I have now attended almost every World of Flavors conference since 2006- so I am pretty familiar with the general process of how this conference works and how to get the most out of the sessions and live cooking events! The 3-day conference always starts off with the registration and opening global flavor discovery reception on the herb terrace. This year the reception featured dishes the guests chefs like Chris Consentino, Asha Gomez, Jody Eddy and Cara Mangini. The opening tasting session doesn’t last long though (so don’t arrive late!) and the next part of the conference is the general session with keynote speakers and culinary demonstrations. This year we got to hear the keynote speaker K.F. Seetoh, the founder of Makansutra, a company dedicated to the celebration of Asian food, culture and lifestyles. A former photojournalist, he publishes food guides, a television series, and has built a 15,000 square food Asian Food Village in Manila, Philippines. K.F. Seetoh amused the crowd with stories about casual food, what it means and how it all started. The general sessions continued on till 7 pm with demonstrations on “Upscale Roots-Leveraging Lessons from Fine Dining for Casual Restaurants” by chef Erik Ramirez from the famed Llama Inn in Brooklyn, Niklas Ekstedt, Jonathan Wu, Chris Cosentino and then more demonstrations on “What the Market Wants Now- Business and Culinary Strategies for a Multi Model Restaurant”. The entire general session can be viewed online here– so you can experience it almost as well as we did (minus the eating samples)

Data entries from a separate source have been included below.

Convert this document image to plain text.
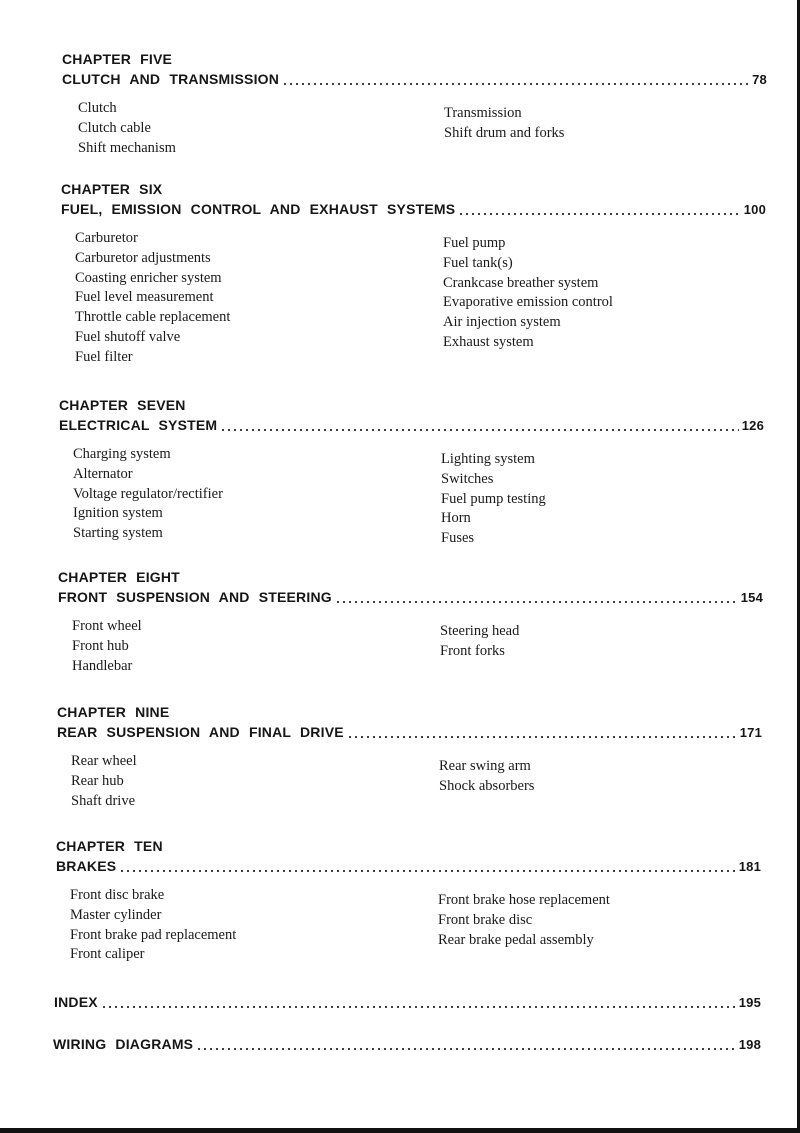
CHAPTER FIVE
CLUTCH AND TRANSMISSION	78
Clutch
Clutch cable
Shift mechanism
Transmission
Shift drum and forks
CHAPTER SIX
FUEL, EMISSION CONTROL AND EXHAUST SYSTEMS	100
Carburetor
Carburetor adjustments
Coasting enricher system
Fuel level measurement
Throttle cable replacement
Fuel shutoff valve
Fuel filter
Fuel pump
Fuel tank(s)
Crankcase breather system
Evaporative emission control
Air injection system
Exhaust system
CHAPTER SEVEN
ELECTRICAL SYSTEM	126
Charging system
Alternator
Voltage regulator/rectifier
Ignition system
Starting system
Lighting system
Switches
Fuel pump testing
Horn
Fuses
CHAPTER EIGHT
FRONT SUSPENSION AND STEERING	154
Front wheel
Front hub
Handlebar
Steering head
Front forks
CHAPTER NINE
REAR SUSPENSION AND FINAL DRIVE	171
Rear wheel
Rear hub
Shaft drive
Rear swing arm
Shock absorbers
CHAPTER TEN
BRAKES	181
Front disc brake
Master cylinder
Front brake pad replacement
Front caliper
Front brake hose replacement
Front brake disc
Rear brake pedal assembly
INDEX	195
WIRING DIAGRAMS	198
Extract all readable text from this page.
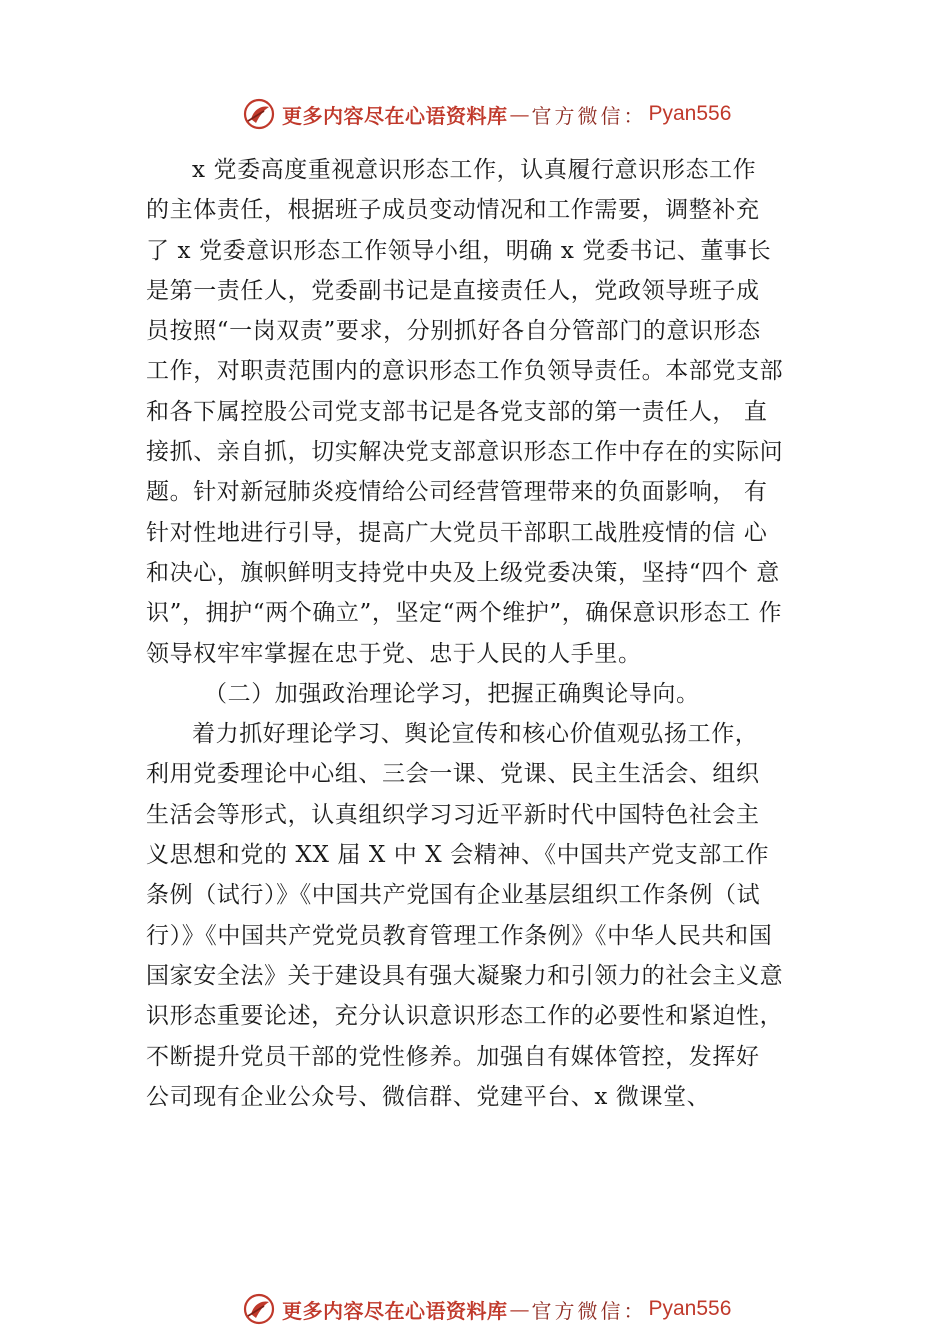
更多内容尽在心语资料库 — 官方微信： Pyan556
x 党委高度重视意识形态工作，认真履行意识形态工作
的主体责任，根据班子成员变动情况和工作需要，调整补充
了 x 党委意识形态工作领导小组，明确 x 党委书记、董事长
是第一责任人，党委副书记是直接责任人，党政领导班子成
员按照“一岗双责”要求，分别抓好各自分管部门的意识形态
工作，对职责范围内的意识形态工作负领导责任。本部党支部
和各下属控股公司党支部书记是各党支部的第一责任人， 直
接抓、亲自抓，切实解决党支部意识形态工作中存在的实际问
题。针对新冠肺炎疫情给公司经营管理带来的负面影响， 有
针对性地进行引导，提高广大党员干部职工战胜疫情的信 心
和决心，旗帜鲜明支持党中央及上级党委决策，坚持“四个 意
识”，拥护“两个确立”，坚定“两个维护”，确保意识形态工 作
领导权牢牢掌握在忠于党、忠于人民的人手里。
（二）加强政治理论学习，把握正确舆论导向。
着力抓好理论学习、舆论宣传和核心价值观弘扬工作，
利用党委理论中心组、三会一课、党课、民主生活会、组织
生活会等形式，认真组织学习习近平新时代中国特色社会主
义思想和党的 XX 届 X 中 X 会精神、《中国共产党支部工作
条例（试行）》《中国共产党国有企业基层组织工作条例（试
行）》《中国共产党党员教育管理工作条例》《中华人民共和国
国家安全法》关于建设具有强大凝聚力和引领力的社会主义意
识形态重要论述，充分认识意识形态工作的必要性和紧迫性，
不断提升党员干部的党性修养。加强自有媒体管控，发挥好
公司现有企业公众号、微信群、党建平台、x 微课堂、
更多内容尽在心语资料库 — 官方微信： Pyan556
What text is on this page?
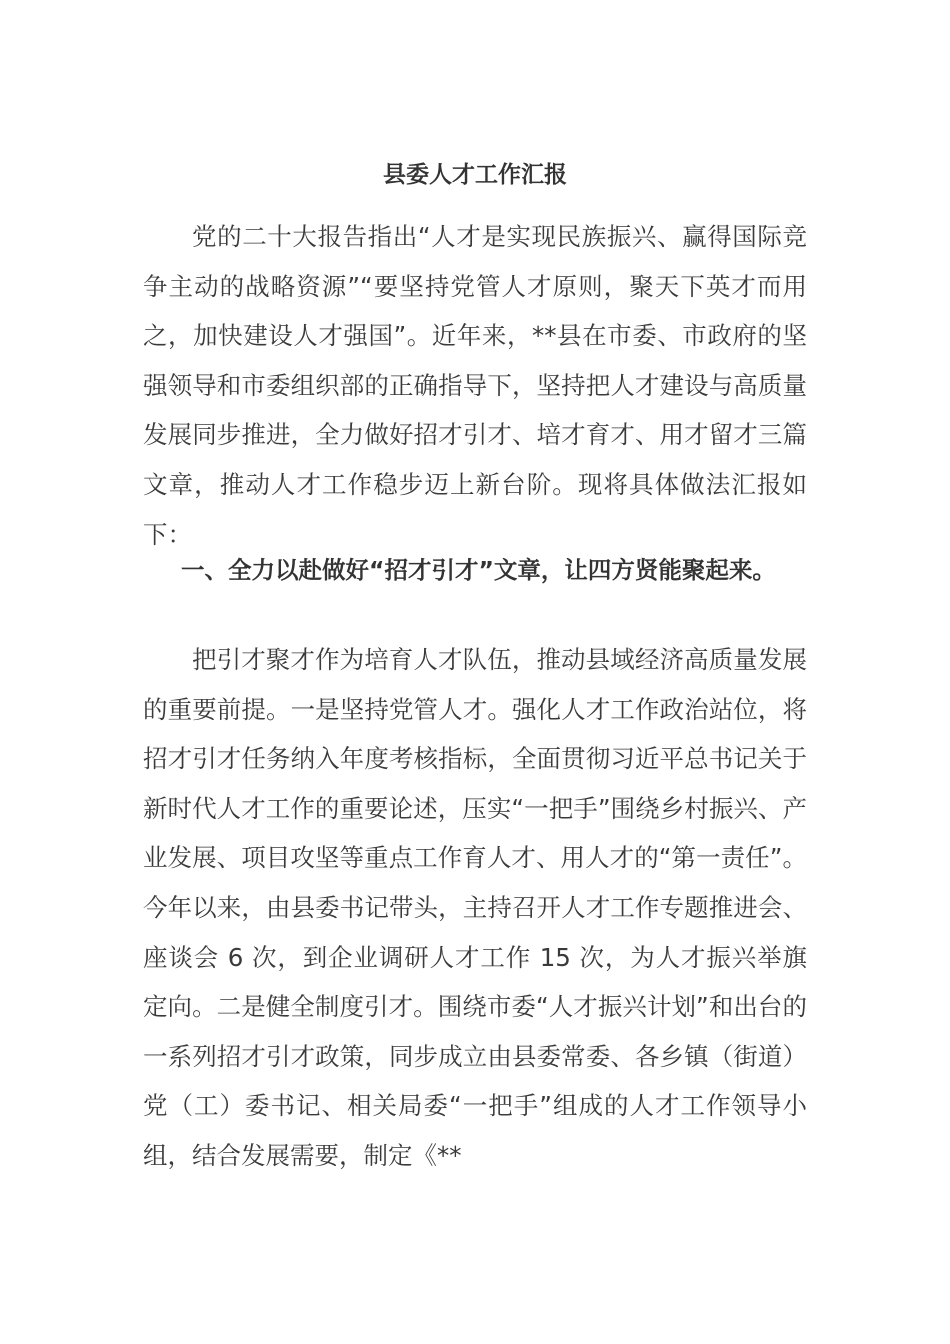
县委人才工作汇报
党的二十大报告指出“人才是实现民族振兴、赢得国际竞争主动的战略资源”“要坚持党管人才原则，聚天下英才而用之，加快建设人才强国”。近年来，**县在市委、市政府的坚强领导和市委组织部的正确指导下，坚持把人才建设与高质量发展同步推进，全力做好招才引才、培才育才、用才留才三篇文章，推动人才工作稳步迈上新台阶。现将具体做法汇报如下：
一、全力以赴做好“招才引才”文章，让四方贤能聚起来。
把引才聚才作为培育人才队伍，推动县域经济高质量发展的重要前提。一是坚持党管人才。强化人才工作政治站位，将招才引才任务纳入年度考核指标，全面贯彻习近平总书记关于新时代人才工作的重要论述，压实“一把手”围绕乡村振兴、产业发展、项目攻坚等重点工作育人才、用人才的“第一责任”。今年以来，由县委书记带头，主持召开人才工作专题推进会、座谈会 6 次，到企业调研人才工作 15 次，为人才振兴举旗定向。二是健全制度引才。围绕市委“人才振兴计划”和出台的一系列招才引才政策，同步成立由县委常委、各乡镇（街道）党（工）委书记、相关局委“一把手”组成的人才工作领导小组，结合发展需要，制定《**
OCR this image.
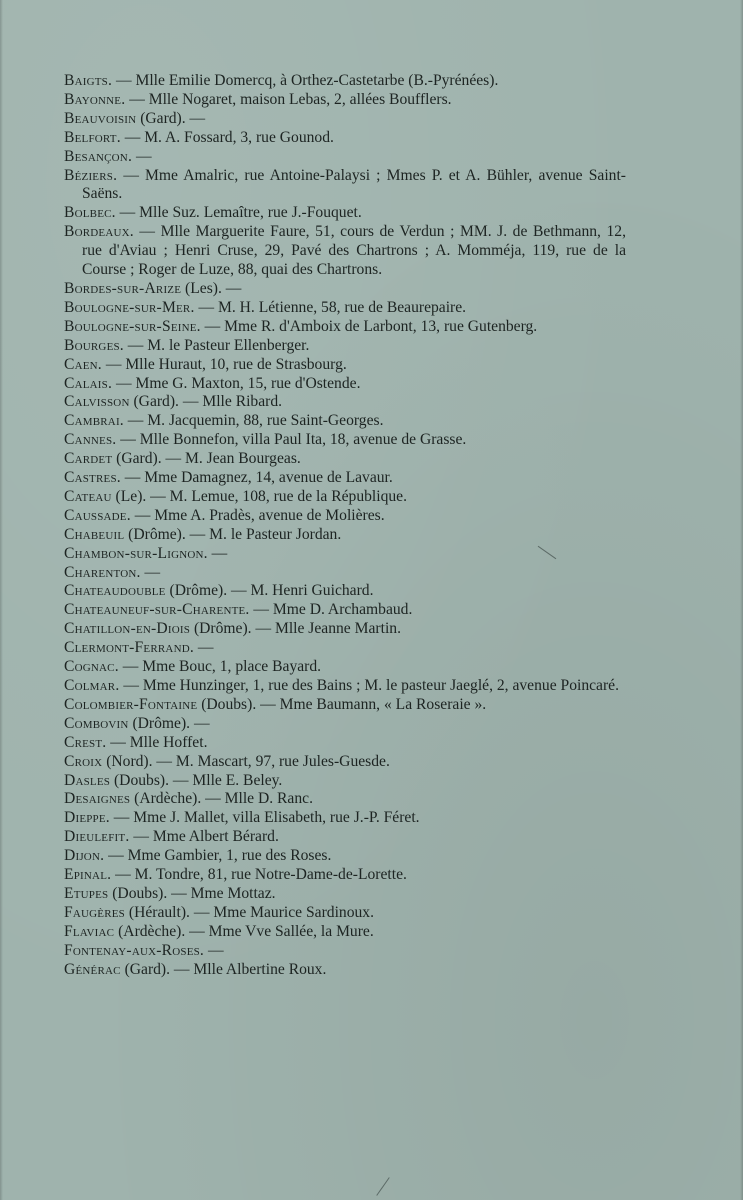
Baigts. — Mlle Emilie Domercq, à Orthez-Castetarbe (B.-Pyrénées).

Bayonne. — Mlle Nogaret, maison Lebas, 2, allées Boufflers.

Beauvoisin (Gard). —

Belfort. — M. A. Fossard, 3, rue Gounod.

Besançon. —

Béziers. — Mme Amalric, rue Antoine-Palaysi ; Mmes P. et A. Bühler, avenue Saint-Saëns.

Bolbec. — Mlle Suz. Lemaître, rue J.-Fouquet.

Bordeaux. — Mlle Marguerite Faure, 51, cours de Verdun ; MM. J. de Bethmann, 12, rue d'Aviau ; Henri Cruse, 29, Pavé des Chartrons ; A. Momméja, 119, rue de la Course ; Roger de Luze, 88, quai des Chartrons.

Bordes-sur-Arize (Les). —

Boulogne-sur-Mer. — M. H. Létienne, 58, rue de Beaurepaire.

Boulogne-sur-Seine. — Mme R. d'Amboix de Larbont, 13, rue Gutenberg.

Bourges. — M. le Pasteur Ellenberger.

Caen. — Mlle Huraut, 10, rue de Strasbourg.

Calais. — Mme G. Maxton, 15, rue d'Ostende.

Calvisson (Gard). — Mlle Ribard.

Cambrai. — M. Jacquemin, 88, rue Saint-Georges.

Cannes. — Mlle Bonnefon, villa Paul Ita, 18, avenue de Grasse.

Cardet (Gard). — M. Jean Bourgeas.

Castres. — Mme Damagnez, 14, avenue de Lavaur.

Cateau (Le). — M. Lemue, 108, rue de la République.

Caussade. — Mme A. Pradès, avenue de Molières.

Chabeuil (Drôme). — M. le Pasteur Jordan.

Chambon-sur-Lignon. —

Charenton. —

Chateaudouble (Drôme). — M. Henri Guichard.

Chateauneuf-sur-Charente. — Mme D. Archambaud.

Chatillon-en-Diois (Drôme). — Mlle Jeanne Martin.

Clermont-Ferrand. —

Cognac. — Mme Bouc, 1, place Bayard.

Colmar. — Mme Hunzinger, 1, rue des Bains ; M. le pasteur Jaeglé, 2, avenue Poincaré.

Colombier-Fontaine (Doubs). — Mme Baumann, « La Roseraie ».

Combovin (Drôme). —

Crest. — Mlle Hoffet.

Croix (Nord). — M. Mascart, 97, rue Jules-Guesde.

Dasles (Doubs). — Mlle E. Beley.

Desaignes (Ardèche). — Mlle D. Ranc.

Dieppe. — Mme J. Mallet, villa Elisabeth, rue J.-P. Féret.

Dieulefit. — Mme Albert Bérard.

Dijon. — Mme Gambier, 1, rue des Roses.

Epinal. — M. Tondre, 81, rue Notre-Dame-de-Lorette.

Etupes (Doubs). — Mme Mottaz.

Faugères (Hérault). — Mme Maurice Sardinoux.

Flaviac (Ardèche). — Mme Vve Sallée, la Mure.

Fontenay-aux-Roses. —

Générac (Gard). — Mlle Albertine Roux.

After all that food demo watching, the hunger kicks in and we all go to the World Marketplace for the tasting/dinner in the Vintners Hall of Fame Barrel Room. This is the 1.5 hours of walking around, visiting all the chefs at their sponsored demo stalls, tasting big and small bites and drinking delicious wine. I take lots of photos during this tasting, you can view my photos of the opening barrel night here:
https://goo.gl/photos/UmzWJAbjkhsdxRHJA

Day two of the conference was a full day of watching, eating and learning, starting with the breakfast sponsored by Minors (I am sorry to say I overslept and missed the breakfast but I did have a wonderful bacon and egg croissant sandwich in St. Helena-check it out!

I made it back in time for sessions on Building Dishes Around Great broths- Techniques From French to Asian Cuisines for Maximum Flavor Layering— with demonstrations by Michael Gulotta, Maxime Bilet and Einav Gefen.

After our selected workshops (there were multiple to choose from both in the kitchen as demo’s and as seminars) There were then more general sessions and then.. my favorite.. back to the barrel room for lunch. The World Marketplace event on Thursday used to take place in the evening but the CIA understands that we don’t want to miss out on all the great restaurants in the PM so now we have the marketplace at noon. I ate like it was dinner though! Check out my Thursday afternoon photos here:
https://goo.gl/photos/k42Fqd7BepV8YyAR7

Right after lunch- we had the dessert back in the general session room. I had to try at least one of each!

So many desserts….

I was so full that I myself did not go out to dinner. Later that night though I did get to snack on mini bags of almonds and pistachios that the sponsor Pom Wonderful provided.

Day Three- the last day! The early breakfast featured recipes by Chef Ina Pinkey- we ate that as we watched General Session X Fresh Approaches for Casual-Flavor seekers in the Asian kitchen. We then had our breakout sessions and of course back to the barrel room for our third big feeding! My photos of day three are here: https://goo.gl/photos/MzKY2m69nM1EzcEG7

And then it was over. A big takeaway was that casual can be whatever you want it to be and all countries have casual. Fine dining is out, casual dining is in—but don’t confuse casual with simple—from what I experienced- the casual dishes are just as complex as the fine dining ones- from their flavor layering to presentation! Casual dining is derived not only from traditional cuisine but the younger generation of up and coming chefs bring their innovative versions of casual to the table.